Sementara Dinas Pendidikan (Disdik) Solo menyatakan pelaksanaan sistem zonasi PPDB SD dan SMP telah siap dan tidak ada kendala. Menurut Rudy, Pemkot Solo hanya melaksanakan ketentuan perundangan, Permendikbud No. 14/2018 tentang PPDB TK, SD, SMP, SMA, SMK, dan Sederajat.

“Jadi sistem zonasi ini bukan untuk mencari sensasi atau untuk kepentingan pribadi saya dan kelompok, tapi bentuk pelayanan kepada masyarakat,” katanya pada jumpa pers tentang pelaksanaan sistem zonasi PPDB  SD dan SMP tahun ajaran 2018/2019 di Rumah Dinas Wali Kota Solo Loji Gandrung, Jl. Slamet Riyadi, Solo, Rabu (20/6/2018).

Dalam jumpa pers tersebut Rudy didampingi Kepala Disdik Solo, Etty Retnowati. Rudy menambahkan sistem zonasi bertujuan mendekatkan sekolah ke masyarakat dan pemerataan pendidikan.

Selain itu, pembinaan dan pendampingan kepada sekolah serta masyarakat lebih mudah serta untuk efisiensi waktu dan biaya karena orang tua tidak perlu mengeluarkan biaya membeli bahan bakar minyak (BBM) untuk transportasi anaknya ke sekolah.

“Tidak kalah pentingnya kesehatan anak-anak terjamin karena anak tidak lagi menghirup udara kotor dari asap knalpot kendaraan di jalan raya,” ungkap Rudy.

Penentuan zonasi PPDB SD dan SMP, sambung dia, berdasarkan jarak dari kantor kelurahan ke sekolah, bukan dari rumah calon siswa ke sekolah. Jarak zona 1 untuk SD sekitar 2,8 km, sedangkan jarak zonasi 1 SMP sekitar 3 km.

“Ini memang belum sesuai ketentuan. Sesuai ketentuan zonasi dihitung berdasarkan jarak rumah calon siswa ke sekolah sehingga siswa bisa jalan kaki ke sekolah. Ke depan akan diperbaiki,” jelas Rudy.

Dia menambahkan tidak ada pungutan uang kepada calon siswa pada pelaksanaan sistem zonasi PPDB SD dan SMP. “Bila ada sekolah yang menarik uang pungutan laporkan kepada saya akan ditindak tegas,” tandanya.

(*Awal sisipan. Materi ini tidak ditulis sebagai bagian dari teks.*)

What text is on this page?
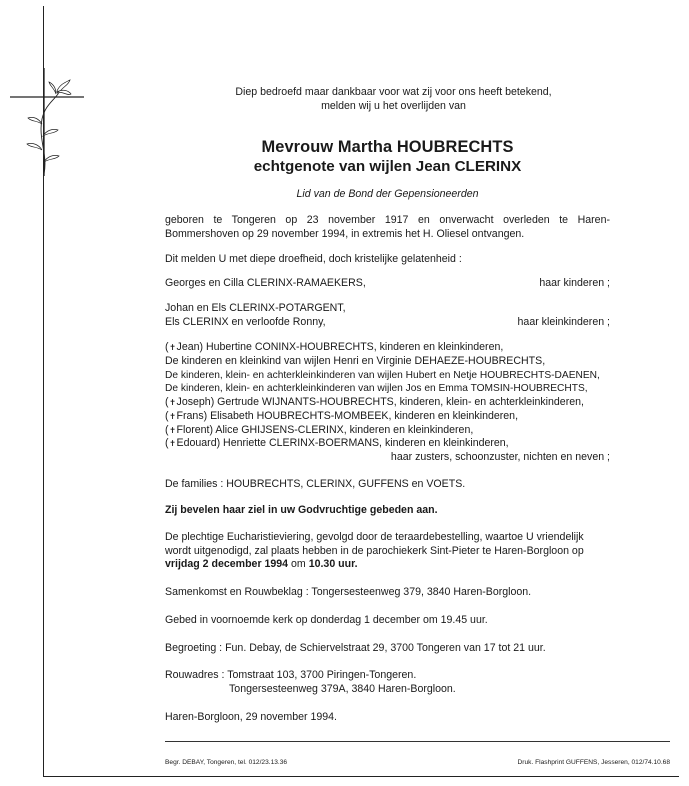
Diep bedroefd maar dankbaar voor wat zij voor ons heeft betekend,
melden wij u het overlijden van
Mevrouw Martha HOUBRECHTS
echtgenote van wijlen Jean CLERINX
Lid van de Bond der Gepensioneerden
geboren te Tongeren op 23 november 1917 en onverwacht overleden te Haren-Bommershoven op 29 november 1994, in extremis het H. Oliesel ontvangen.
Dit melden U met diepe droefheid, doch kristelijke gelatenheid :
Georges en Cilla CLERINX-RAMAEKERS,	haar kinderen ;
Johan en Els CLERINX-POTARGENT,
Els CLERINX en verloofde Ronny,	haar kleinkinderen ;
(✝Jean) Hubertine CONINX-HOUBRECHTS, kinderen en kleinkinderen,
De kinderen en kleinkind van wijlen Henri en Virginie DEHAEZE-HOUBRECHTS,
De kinderen, klein- en achterkleinkinderen van wijlen Hubert en Netje HOUBRECHTS-DAENEN,
De kinderen, klein- en achterkleinkinderen van wijlen Jos en Emma TOMSIN-HOUBRECHTS,
(✝Joseph) Gertrude WIJNANTS-HOUBRECHTS, kinderen, klein- en achterkleinkinderen,
(✝Frans) Elisabeth HOUBRECHTS-MOMBEEK, kinderen en kleinkinderen,
(✝Florent) Alice GHIJSENS-CLERINX, kinderen en kleinkinderen,
(✝Edouard) Henriette CLERINX-BOERMANS, kinderen en kleinkinderen,
haar zusters, schoonzuster, nichten en neven ;
De families : HOUBRECHTS, CLERINX, GUFFENS en VOETS.
Zij bevelen haar ziel in uw Godvruchtige gebeden aan.
De plechtige Eucharistieviering, gevolgd door de teraardebestelling, waartoe U vriendelijk wordt uitgenodigd, zal plaats hebben in de parochiekerk Sint-Pieter te Haren-Borgloon op vrijdag 2 december 1994 om 10.30 uur.
Samenkomst en Rouwbeklag : Tongersesteenweg 379, 3840 Haren-Borgloon.
Gebed in voornoemde kerk op donderdag 1 december om 19.45 uur.
Begroeting : Fun. Debay, de Schiervelstraat 29, 3700 Tongeren van 17 tot 21 uur.
Rouwadres : Tomstraat 103, 3700 Piringen-Tongeren.
Tongersesteenweg 379A, 3840 Haren-Borgloon.
Haren-Borgloon, 29 november 1994.
Begr. DEBAY, Tongeren, tel. 012/23.13.36	Druk. Flashprint GUFFENS, Jesseren, 012/74.10.68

Kepala Disdik Solo, Etty Retnowati, mengungkapkan Solo paling siap melaksanakan sistem zonasi PPDB sampai tingkat kelurahan. Untuk menentukan zonasi tingkat kelurahan itu merupakan hasil kajian dari tim Universitas Sebelas Maret (UNS) Solo.

“Kami sudah siap melaksanakan PPDB SD dan SMP dengan sistem zonasi pada 2-5 Juli 2018,” tandas dia.

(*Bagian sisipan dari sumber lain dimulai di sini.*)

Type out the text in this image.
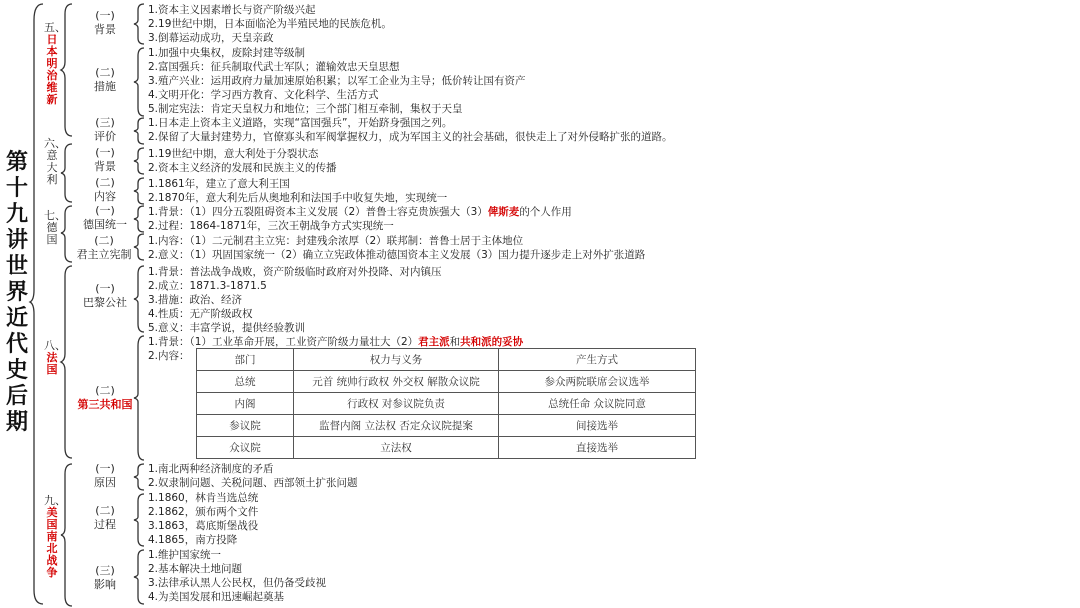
第十九讲 世界近代史后期
五、
日本明治维新
六、
意大利
七、
德国
八、
法国
九、
美国南北战争
(一)
背景
(二)
措施
(三)
评价
(一)
背景
(二)
内容
(一)
德国统一
(二)
君主立宪制
(一)
巴黎公社
(二)
第三共和国
(一)
原因
(二)
过程
(三)
影响
1.资本主义因素增长与资产阶级兴起
2.19世纪中期，日本面临沦为半殖民地的民族危机。
3.倒幕运动成功，天皇亲政
1.加强中央集权，废除封建等级制
2.富国强兵：征兵制取代武士军队；灌输效忠天皇思想
3.殖产兴业：运用政府力量加速原始积累；以军工企业为主导；低价转让国有资产
4.文明开化：学习西方教育、文化科学、生活方式
5.制定宪法：肯定天皇权力和地位；三个部门相互牵制，集权于天皇
1.日本走上资本主义道路，实现“富国强兵”，开始跻身强国之列。
2.保留了大量封建势力，官僚寡头和军阀掌握权力，成为军国主义的社会基础，很快走上了对外侵略扩张的道路。
1.19世纪中期，意大利处于分裂状态
2.资本主义经济的发展和民族主义的传播
1.1861年，建立了意大利王国
2.1870年，意大利先后从奥地利和法国手中收复失地，实现统一
1.背景：（1）四分五裂阻碍资本主义发展（2）普鲁士容克贵族强大（3）俾斯麦的个人作用
2.过程：1864-1871年，三次王朝战争方式实现统一
1.内容：（1）二元制君主立宪：封建残余浓厚（2）联邦制：普鲁士居于主体地位
2.意义：（1）巩固国家统一（2）确立立宪政体推动德国资本主义发展（3）国力提升逐步走上对外扩张道路
1.背景：普法战争战败，资产阶级临时政府对外投降、对内镇压
2.成立：1871.3-1871.5
3.措施：政治、经济
4.性质：无产阶级政权
5.意义：丰富学说，提供经验教训
1.背景：（1）工业革命开展，工业资产阶级力量壮大（2）君主派和共和派的妥协
2.内容：	部门	权力与义务	产生方式
总统	元首 统帅行政权 外交权 解散众议院	参众两院联席会议选举
内阁	行政权 对参议院负责	总统任命 众议院同意
参议院	监督内阁 立法权 否定众议院提案	间接选举
众议院	立法权	直接选举
1.南北两种经济制度的矛盾
2.奴隶制问题、关税问题、西部领土扩张问题
1.1860，林肯当选总统
2.1862，颁布两个文件
3.1863，葛底斯堡战役
4.1865，南方投降
1.维护国家统一
2.基本解决土地问题
3.法律承认黑人公民权，但仍备受歧视
4.为美国发展和迅速崛起奠基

Dia menambahkan Disdik telah melakukan sosialiasi zonasi PPDB SD dan SMP ke masing-masing sekolah dan kelurahan. Jumlah sekolah yang mengikuti sistem zonasi ada 162 SDN dan 27 SMPN serta 30 SMP swasta.

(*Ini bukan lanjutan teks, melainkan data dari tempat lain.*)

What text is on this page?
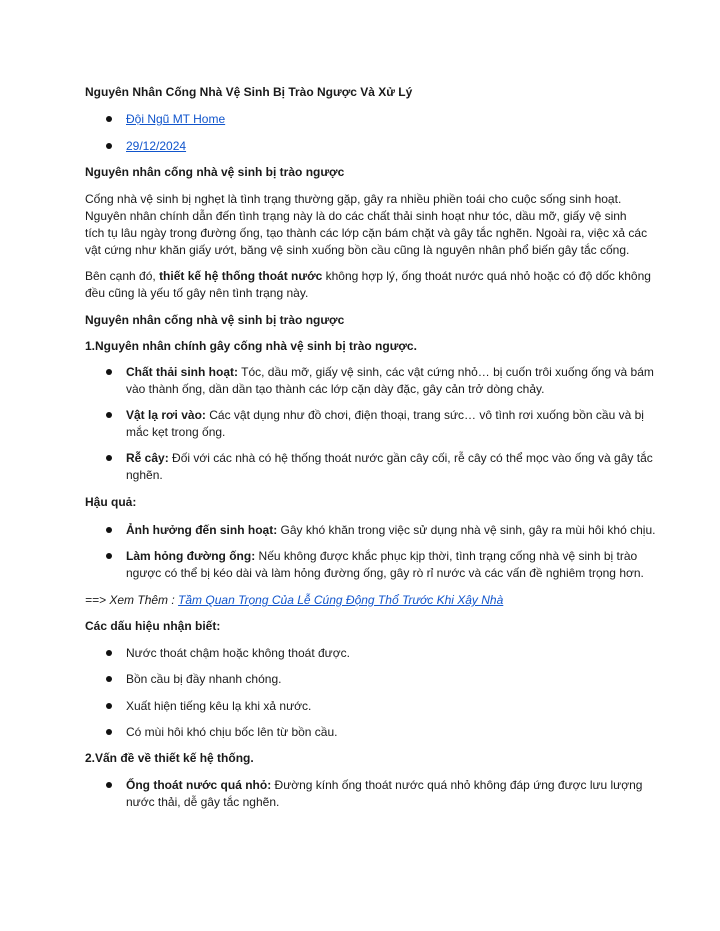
Nguyên Nhân Cống Nhà Vệ Sinh Bị Trào Ngược Và Xử Lý
Đội Ngũ MT Home
29/12/2024
Nguyên nhân cống nhà vệ sinh bị trào ngược
Cống nhà vệ sinh bị nghẹt là tình trạng thường gặp, gây ra nhiều phiền toái cho cuộc sống sinh hoạt.
Nguyên nhân chính dẫn đến tình trạng này là do các chất thải sinh hoạt như tóc, dầu mỡ, giấy vệ sinh
tích tụ lâu ngày trong đường ống, tạo thành các lớp cặn bám chặt và gây tắc nghẽn. Ngoài ra, việc xả các
vật cứng như khăn giấy ướt, băng vệ sinh xuống bồn cầu cũng là nguyên nhân phổ biến gây tắc cống.
Bên cạnh đó, thiết kế hệ thống thoát nước không hợp lý, ống thoát nước quá nhỏ hoặc có độ dốc không
đều cũng là yếu tố gây nên tình trạng này.
Nguyên nhân cống nhà vệ sinh bị trào ngược
1.Nguyên nhân chính gây cống nhà vệ sinh bị trào ngược.
Chất thải sinh hoạt: Tóc, dầu mỡ, giấy vệ sinh, các vật cứng nhỏ… bị cuốn trôi xuống ống và bám
vào thành ống, dần dần tạo thành các lớp cặn dày đặc, gây cản trở dòng chảy.
Vật lạ rơi vào: Các vật dụng như đồ chơi, điện thoại, trang sức… vô tình rơi xuống bồn cầu và bị
mắc kẹt trong ống.
Rễ cây: Đối với các nhà có hệ thống thoát nước gần cây cối, rễ cây có thể mọc vào ống và gây tắc
nghẽn.
Hậu quả:
Ảnh hưởng đến sinh hoạt: Gây khó khăn trong việc sử dụng nhà vệ sinh, gây ra mùi hôi khó chịu.
Làm hỏng đường ống: Nếu không được khắc phục kịp thời, tình trạng cống nhà vệ sinh bị trào
ngược có thể bị kéo dài và làm hỏng đường ống, gây rò rỉ nước và các vấn đề nghiêm trọng hơn.
==> Xem Thêm : Tầm Quan Trọng Của Lễ Cúng Động Thổ Trước Khi Xây Nhà
Các dấu hiệu nhận biết:
Nước thoát chậm hoặc không thoát được.
Bồn cầu bị đầy nhanh chóng.
Xuất hiện tiếng kêu lạ khi xả nước.
Có mùi hôi khó chịu bốc lên từ bồn cầu.
2.Vấn đề về thiết kế hệ thống.
Ống thoát nước quá nhỏ: Đường kính ống thoát nước quá nhỏ không đáp ứng được lưu lượng
nước thải, dễ gây tắc nghẽn.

Masyarakat, imbuh Etty, dapat mengecek SD dan SMP zona 1 di kantor kelurahan masing-masing. “Pendaftaran PPDB SD dan SMP menggunakan dua sistem yakni offline dan online,” jelas dia.

Pendaftaran offline diperuntukkan calon siswa dari keluarga miskin (gakin) dan calon siswa berkebutuhan khusus. Pendaftaran dimulai 25-26 Juni 2018.

“Kuota siswa gakin sebesar 30 persen dari daya tampung masing-masing sekolah. Bila pendaftaran offline siswa gakin belum memenuhi kuota akan dibuka secara online,” ujar Etty.